September 14th Outage Postmortem

On September 14, 2020, the VoltBuilder server went down for several hours. The purpose of this document is to clarify what happened and what we are doing to make sure it doesn’t happen again.

It’s usual in these cases that there isn’t a single failure - one problem uncovers the next and so on. We used this failure to see where other weaknesses might exist in our processes.

The root cause was the main build server running out of space. While we have jobs in place to clear app data soon after builds are completed we found that one of our build tools was caching intermediate build products. We’ve improved our existing clean-up process to include the cached files. We’re also more closely monitoring the free space on the build server in case another anomaly crops up.
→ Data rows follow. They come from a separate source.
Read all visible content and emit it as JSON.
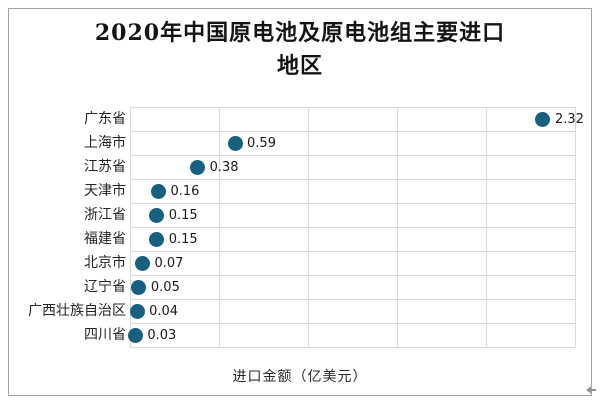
{
  "chart_data": {
    "type": "scatter",
    "title": "2020年中国原电池及原电池组主要进口地区",
    "title_lines": [
      "2020年中国原电池及原电池组主要进口",
      "地区"
    ],
    "categories": [
      "广东省",
      "上海市",
      "江苏省",
      "天津市",
      "浙江省",
      "福建省",
      "北京市",
      "辽宁省",
      "广西壮族自治区",
      "四川省"
    ],
    "values": [
      2.32,
      0.59,
      0.38,
      0.16,
      0.15,
      0.15,
      0.07,
      0.05,
      0.04,
      0.03
    ],
    "value_labels": [
      "2.32",
      "0.59",
      "0.38",
      "0.16",
      "0.15",
      "0.15",
      "0.07",
      "0.05",
      "0.04",
      "0.03"
    ],
    "xlabel": "进口金额（亿美元）",
    "ylabel": "",
    "xlim": [
      0,
      2.5
    ],
    "x_grid_step": 0.5,
    "grid": true,
    "legend": false,
    "orientation": "horizontal-categories",
    "marker_color": "#176080"
  },
  "colors": {
    "marker": "#176080",
    "gridline": "#d9d9d9",
    "frame_border": "#a3a3a3",
    "title_text": "#141414",
    "label_text": "#242424",
    "cursor": "#909090"
  }
}
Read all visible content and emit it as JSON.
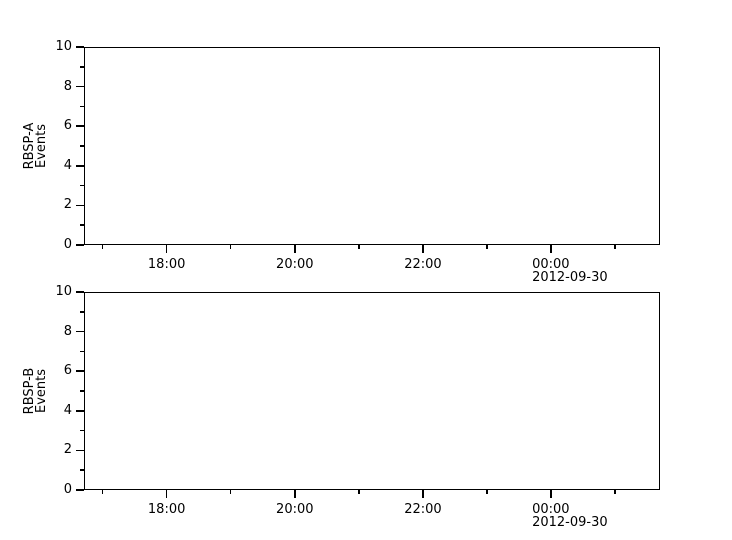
{
  "page": {
    "background_color": "#ffffff",
    "text_color": "#000000",
    "frame_color": "#000000"
  },
  "chart_data": [
    {
      "type": "line",
      "title": "",
      "xlabel": "",
      "ylabel": "RBSP-A Events",
      "ylabel_lines": [
        "RBSP-A",
        "Events"
      ],
      "ylim": [
        0,
        10
      ],
      "y_major_ticks": [
        0,
        2,
        4,
        6,
        8,
        10
      ],
      "y_minor_ticks": [
        1,
        3,
        5,
        7,
        9
      ],
      "x_unit": "hours",
      "x_range_hours": [
        16.71,
        25.7
      ],
      "x_major_ticks": [
        {
          "hour": 18,
          "label": "18:00"
        },
        {
          "hour": 20,
          "label": "20:00"
        },
        {
          "hour": 22,
          "label": "22:00"
        },
        {
          "hour": 24,
          "label": "00:00",
          "date_label": "2012-09-30"
        }
      ],
      "x_minor_ticks_hours": [
        17,
        19,
        21,
        23,
        25
      ],
      "date_annotation": "2012-09-30",
      "series": [],
      "grid": false,
      "legend": null
    },
    {
      "type": "line",
      "title": "",
      "xlabel": "",
      "ylabel": "RBSP-B Events",
      "ylabel_lines": [
        "RBSP-B",
        "Events"
      ],
      "ylim": [
        0,
        10
      ],
      "y_major_ticks": [
        0,
        2,
        4,
        6,
        8,
        10
      ],
      "y_minor_ticks": [
        1,
        3,
        5,
        7,
        9
      ],
      "x_unit": "hours",
      "x_range_hours": [
        16.71,
        25.7
      ],
      "x_major_ticks": [
        {
          "hour": 18,
          "label": "18:00"
        },
        {
          "hour": 20,
          "label": "20:00"
        },
        {
          "hour": 22,
          "label": "22:00"
        },
        {
          "hour": 24,
          "label": "00:00",
          "date_label": "2012-09-30"
        }
      ],
      "x_minor_ticks_hours": [
        17,
        19,
        21,
        23,
        25
      ],
      "date_annotation": "2012-09-30",
      "series": [],
      "grid": false,
      "legend": null
    }
  ]
}
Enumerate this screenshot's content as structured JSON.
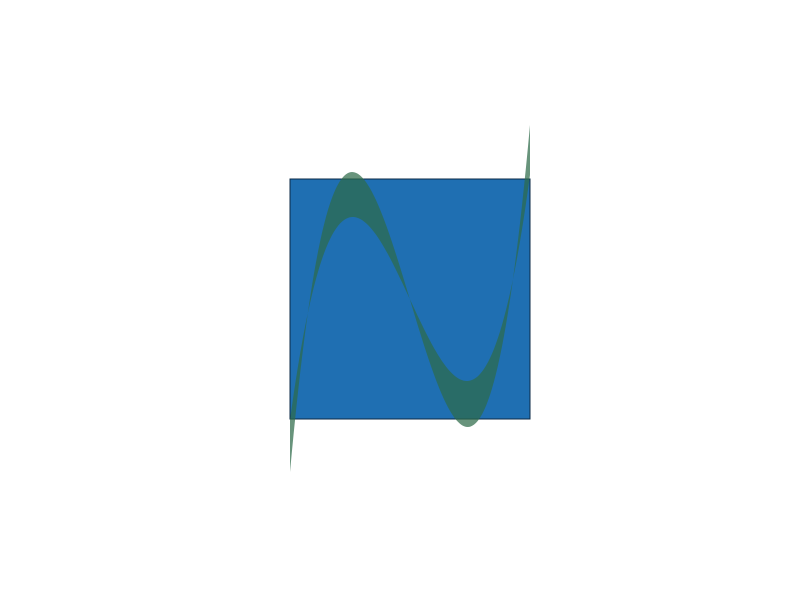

Generally resolving the space issue would have solved the problem, but in this case we continued to see a number of problems with the main build server. Further investigation showed that we were experiencing a localized DNS outage. In this particular case it appears that when the host ran out of space, the network adapter settings were somehow corrupted, leaving the main build server able to access the network, but unable to resolve any DNS names. Resetting the network interface resolved this issue.

Once the DNS issue was resolved we were able to get our build infrastructure back to building apps. No submissions were lost during this time, though we did have a bit of a backlog to work through. It took about an hour: no jobs were lost.

Over the course of dealing with this outage we discovered a few other changes we’re implementing to keep VoltBuilder running smoothly and consistently. These include:

  • Making our network retry code more resilient so we can deal with a larger variety of outages, should they occur.
  • Fixing some minor bugs in our build status checking logic so that longer than average build times don’t cause unnecessary network traffic.
  • Continuing to enhance and improve out monitoring and notification so that our engineers are notified of any system anomalies so they can be resolved quickly and efficiently.

In order to make our systems resilient against such outages we will continue to expand our server infrastructure.

We are very sorry for the inconvenience this issue caused.